As indicated in the section on dividing the text, classification and naming of textual structures are important functions performed by the encoding of the text. If naming is considered as the basic identification of specific features in the text, classification is the process of grouping these more carefully by type and assigning a controlled vocabulary to the classes, using terms that represent our understanding of the relevant parts of the text.

These terms might reflect the terms used by the text itself (A Letter to the Reader, An Epistle to the Reader, Address to the Reader). Naming the divisions in this way provides some descriptive information—it could be used to create a list, for instance, of all the different kinds of sections you had named in the text. But to the extent that it is informal and unconstrained, it does not provide much analytical power.
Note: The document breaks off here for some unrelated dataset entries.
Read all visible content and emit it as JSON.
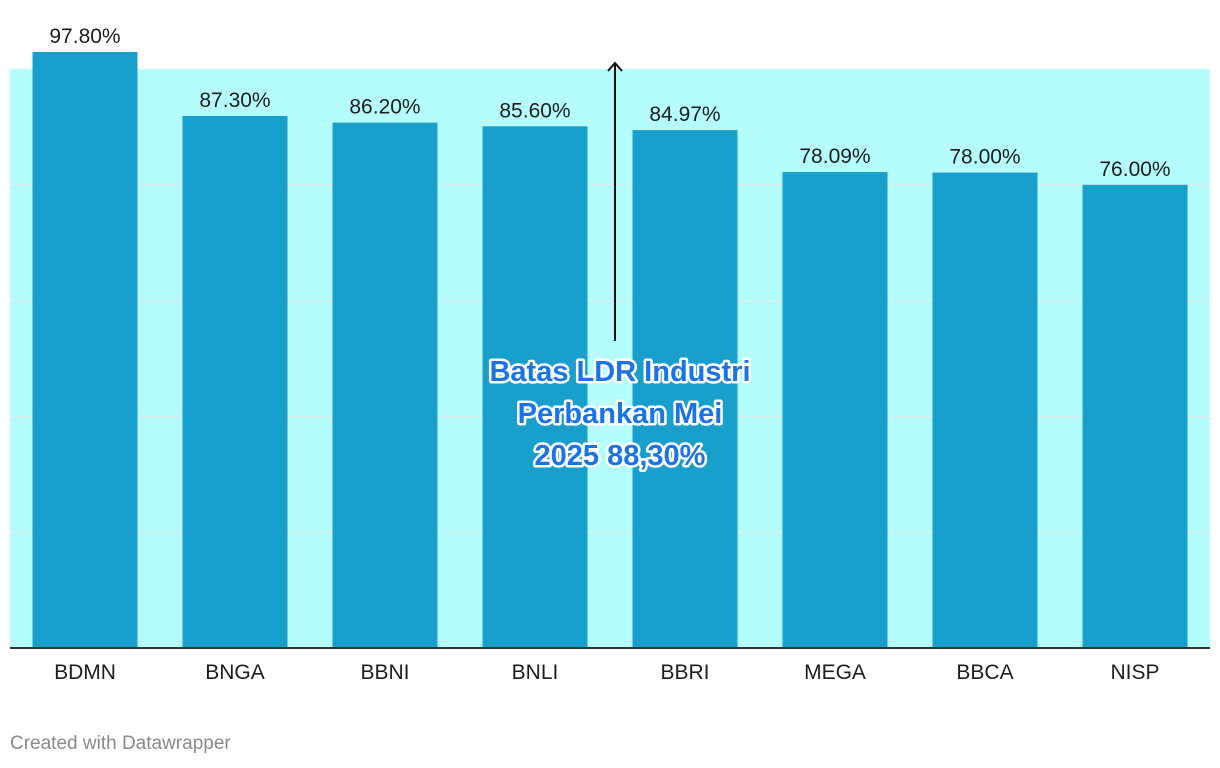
{
  "chart_data": {
    "type": "bar",
    "categories": [
      "BDMN",
      "BNGA",
      "BBNI",
      "BNLI",
      "BBRI",
      "MEGA",
      "BBCA",
      "NISP"
    ],
    "values": [
      97.8,
      87.3,
      86.2,
      85.6,
      84.97,
      78.09,
      78.0,
      76.0
    ],
    "value_labels": [
      "97.80%",
      "87.30%",
      "86.20%",
      "85.60%",
      "84.97%",
      "78.09%",
      "78.00%",
      "76.00%"
    ],
    "title": "",
    "xlabel": "",
    "ylabel": "",
    "ylim": [
      0,
      95
    ],
    "grid": true,
    "band": {
      "from": 0,
      "to": 95
    },
    "annotation": {
      "lines": [
        "Batas LDR Industri",
        "Perbankan Mei",
        "2025 88,30%"
      ],
      "value": 88.3
    },
    "colors": {
      "bar": "#199fcc",
      "band": "#b5fcfc",
      "grid": "#e6e6e6",
      "axis": "#333333",
      "annotation": "#1a73e8"
    }
  },
  "footer": {
    "credit": "Created with Datawrapper"
  }
}
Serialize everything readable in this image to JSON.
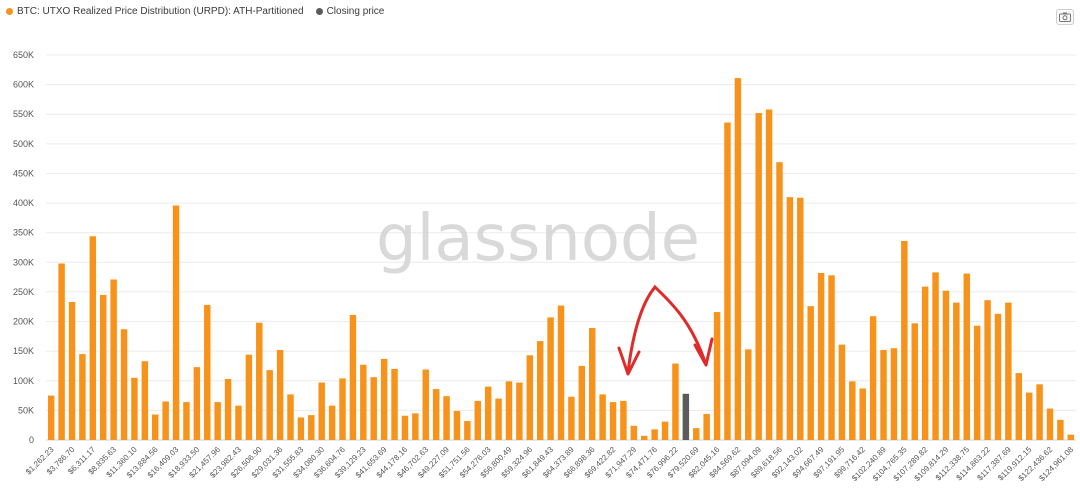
{
  "legend": {
    "series_label": "BTC: UTXO Realized Price Distribution (URPD): ATH-Partitioned",
    "series_color": "#f7931a",
    "closing_label": "Closing price",
    "closing_color": "#5b5b5b"
  },
  "toolbar": {
    "camera_icon": "camera-icon"
  },
  "watermark": "glassnode",
  "chart_data": {
    "type": "bar",
    "ylim": [
      0,
      650000
    ],
    "yticks": [
      0,
      50000,
      100000,
      150000,
      200000,
      250000,
      300000,
      350000,
      400000,
      450000,
      500000,
      550000,
      600000,
      650000
    ],
    "ytick_labels": [
      "0",
      "50K",
      "100K",
      "150K",
      "200K",
      "250K",
      "300K",
      "350K",
      "400K",
      "450K",
      "500K",
      "550K",
      "600K",
      "650K"
    ],
    "xtick_labels": [
      "$1,262.23",
      "$3,786.70",
      "$6,311.17",
      "$8,835.63",
      "$11,360.10",
      "$13,884.56",
      "$16,409.03",
      "$18,933.50",
      "$21,457.96",
      "$23,982.43",
      "$26,506.90",
      "$29,031.36",
      "$31,555.83",
      "$34,080.30",
      "$36,604.76",
      "$39,129.23",
      "$41,653.69",
      "$44,178.16",
      "$46,702.63",
      "$49,227.09",
      "$51,751.56",
      "$54,276.03",
      "$56,800.49",
      "$59,324.96",
      "$61,849.43",
      "$64,373.89",
      "$66,898.36",
      "$69,422.82",
      "$71,947.29",
      "$74,471.76",
      "$76,996.22",
      "$79,520.69",
      "$82,045.16",
      "$84,569.62",
      "$87,094.09",
      "$89,618.56",
      "$92,143.02",
      "$94,667.49",
      "$97,191.95",
      "$99,716.42",
      "$102,240.89",
      "$104,765.35",
      "$107,289.82",
      "$109,814.29",
      "$112,338.75",
      "$114,863.22",
      "$117,387.69",
      "$119,912.15",
      "$122,436.62",
      "$124,961.08"
    ],
    "values": [
      75000,
      298000,
      233000,
      145000,
      344000,
      245000,
      271000,
      187000,
      105000,
      133000,
      43000,
      65000,
      396000,
      64000,
      123000,
      228000,
      64000,
      103000,
      58000,
      144000,
      198000,
      118000,
      152000,
      77000,
      38000,
      42000,
      97000,
      58000,
      104000,
      211000,
      127000,
      106000,
      137000,
      120000,
      41000,
      45000,
      119000,
      86000,
      74000,
      49000,
      32000,
      66000,
      90000,
      70000,
      99000,
      97000,
      143000,
      167000,
      207000,
      227000,
      73000,
      125000,
      189000,
      77000,
      64000,
      66000,
      24000,
      7000,
      18000,
      31000,
      129000,
      78000,
      20000,
      44000,
      216000,
      536000,
      611000,
      153000,
      552000,
      558000,
      469000,
      410000,
      409000,
      226000,
      282000,
      278000,
      161000,
      99000,
      87000,
      209000,
      152000,
      155000,
      336000,
      197000,
      259000,
      283000,
      252000,
      232000,
      281000,
      193000,
      236000,
      213000,
      232000,
      113000,
      80000,
      94000,
      53000,
      34000,
      9000
    ],
    "closing_index": 61
  }
}
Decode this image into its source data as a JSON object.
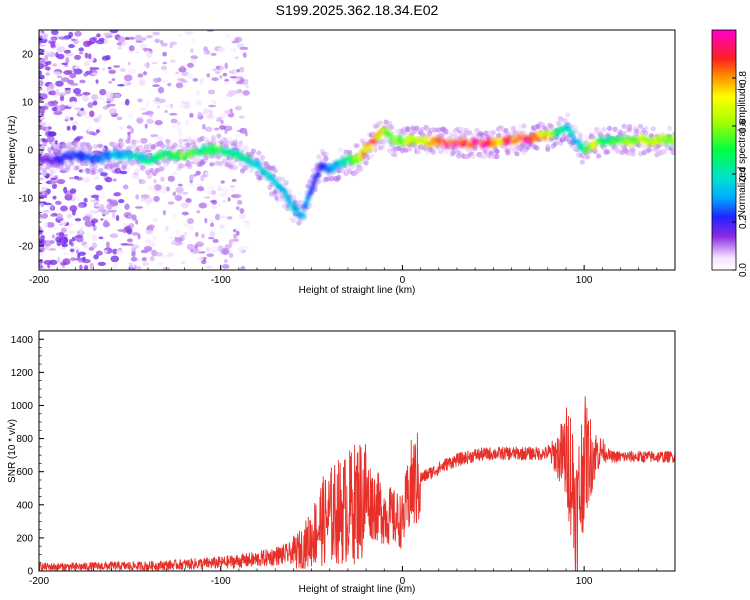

For instance, it does not provide a way of indicating that all three of these sections serve a very similar function in the overall structure of the text. It also allows for inconsistency and the proliferation of meaningless distinction, since values epistle, epistolary, and Epistle are all equally permitted.

Classification involves deciding on a formal naming convention for the structural elements in your text, based on whatever scheme is most appropriate given the nature of your interest in the text. You might decide to use terms from a standard genre thesaurus, or those used by another project with whom you will be sharing materials; you might decide to use a regularized version of the terms used by the text itself (eliminating near-duplicates such as plurals or spelling variations); you might create a taxonomy that represents analytical categories that are significant in your analysis.

The resulting controlled vocabulary of values for the type attribute of div has several very important functions. First, it can be added to your schema (using the TEI customization mechanism). This makes it possible to constrain your encoding so that only permitted values are used, eliminating inconsistencies and casual errors. It also makes it possible to document the meaning and range of application for each value, so that your encoders or colleagues can use them consistently, and so that collaborators can identify commonalities and understand the meaning of your classification. It can also help support the interface you may build for readers, for instance by providing a list of search terms rather than leaving it for the reader to guess what kinds of genres your texts contain.

This means that a very important task, early in the project planning, is to examine the texts to be encoded and decide on what the significant subdivisions are and what terminology you will use to describe them. These decisions can and should be revisited as you progress, since you may well encounter unforeseen textual structures.